When you hear about a person being released from prison after serving only half of a their sentence, that person was not in the federal prison system. Often, state prisons are much more lenient on the actual sentence that must be served before an inmate can be released early to his or her family.
The same is not true in the federal prison system. Individuals convicted of a federal crime who must serve time in a federal prison can earn credit toward early release but it will likely not substantially reduce a sentence like it would in the North Carolina state prison system.
Federal law allows a credit of 54 days for every 365 days (or one year) of good behavior. To be eligible for early release, a person must be sentenced to more than one year in prison. You may have heard of sentences of a year and a day that may have sounded odd, but that extra day means that person could be eligible for the early release program, whereas someone sentenced only to a year would not be.
The maximum number of days that can be awarded for good conduct is 54. The Bureau of Prisons has discretion to award any number of days less than 54 based on its evaluation of the inmate's conduct.

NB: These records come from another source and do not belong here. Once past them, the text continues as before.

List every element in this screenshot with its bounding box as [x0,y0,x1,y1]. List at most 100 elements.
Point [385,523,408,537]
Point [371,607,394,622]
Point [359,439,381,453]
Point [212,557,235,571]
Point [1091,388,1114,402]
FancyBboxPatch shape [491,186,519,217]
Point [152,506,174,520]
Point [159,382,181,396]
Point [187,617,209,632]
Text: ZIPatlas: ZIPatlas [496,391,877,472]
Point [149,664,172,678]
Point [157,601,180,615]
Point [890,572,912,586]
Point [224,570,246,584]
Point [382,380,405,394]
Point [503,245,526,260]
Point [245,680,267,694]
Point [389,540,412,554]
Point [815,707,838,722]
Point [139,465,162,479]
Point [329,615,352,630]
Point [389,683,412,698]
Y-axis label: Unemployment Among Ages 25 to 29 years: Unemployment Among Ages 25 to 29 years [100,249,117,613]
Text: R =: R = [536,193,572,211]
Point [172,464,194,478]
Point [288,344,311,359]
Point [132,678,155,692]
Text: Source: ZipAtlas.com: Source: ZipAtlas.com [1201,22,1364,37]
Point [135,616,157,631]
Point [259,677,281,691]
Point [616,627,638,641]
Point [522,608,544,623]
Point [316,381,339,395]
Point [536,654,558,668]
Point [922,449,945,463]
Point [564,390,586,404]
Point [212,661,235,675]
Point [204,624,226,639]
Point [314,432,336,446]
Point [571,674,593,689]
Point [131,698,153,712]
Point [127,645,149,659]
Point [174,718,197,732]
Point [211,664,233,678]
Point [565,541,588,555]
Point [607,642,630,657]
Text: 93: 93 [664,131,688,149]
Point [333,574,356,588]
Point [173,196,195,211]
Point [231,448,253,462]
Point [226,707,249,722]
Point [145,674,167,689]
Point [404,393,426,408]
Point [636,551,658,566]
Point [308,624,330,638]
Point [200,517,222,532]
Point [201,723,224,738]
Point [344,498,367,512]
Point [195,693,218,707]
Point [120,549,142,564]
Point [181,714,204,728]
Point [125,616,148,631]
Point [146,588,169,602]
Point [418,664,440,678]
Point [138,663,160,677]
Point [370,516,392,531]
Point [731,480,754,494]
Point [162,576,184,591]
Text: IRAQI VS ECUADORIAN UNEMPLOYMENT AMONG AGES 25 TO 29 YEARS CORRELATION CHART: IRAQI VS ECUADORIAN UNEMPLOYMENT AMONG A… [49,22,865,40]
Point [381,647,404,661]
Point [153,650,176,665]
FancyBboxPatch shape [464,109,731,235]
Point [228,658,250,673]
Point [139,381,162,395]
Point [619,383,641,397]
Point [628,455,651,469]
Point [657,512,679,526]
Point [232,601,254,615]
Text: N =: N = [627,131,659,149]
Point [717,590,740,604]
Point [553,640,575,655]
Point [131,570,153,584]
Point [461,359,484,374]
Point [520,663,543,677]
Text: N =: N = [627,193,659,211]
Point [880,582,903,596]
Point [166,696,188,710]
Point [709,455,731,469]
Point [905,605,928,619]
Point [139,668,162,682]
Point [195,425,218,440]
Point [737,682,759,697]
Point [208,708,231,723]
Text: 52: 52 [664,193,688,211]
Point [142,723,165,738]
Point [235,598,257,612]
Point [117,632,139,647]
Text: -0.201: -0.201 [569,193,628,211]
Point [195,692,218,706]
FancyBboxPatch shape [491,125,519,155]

Calculation of the Good Time Credit in federal prison is not simple by any means. A 10-year-sentence does not mean that an inmate can be released 540 days early for good behavior (54 days per year x 10 years). The credit is based on time actually served. So, if early release for good conduct is granted on a year-and-a-day sentence, the inmate could be out as soon as 46 days before the actual end of his her sentence. The full 54 days will not be granted unless a full year is served by the individual.
Those who are sentenced to life in federal prison are not eligible for early release based on the good conduct formula.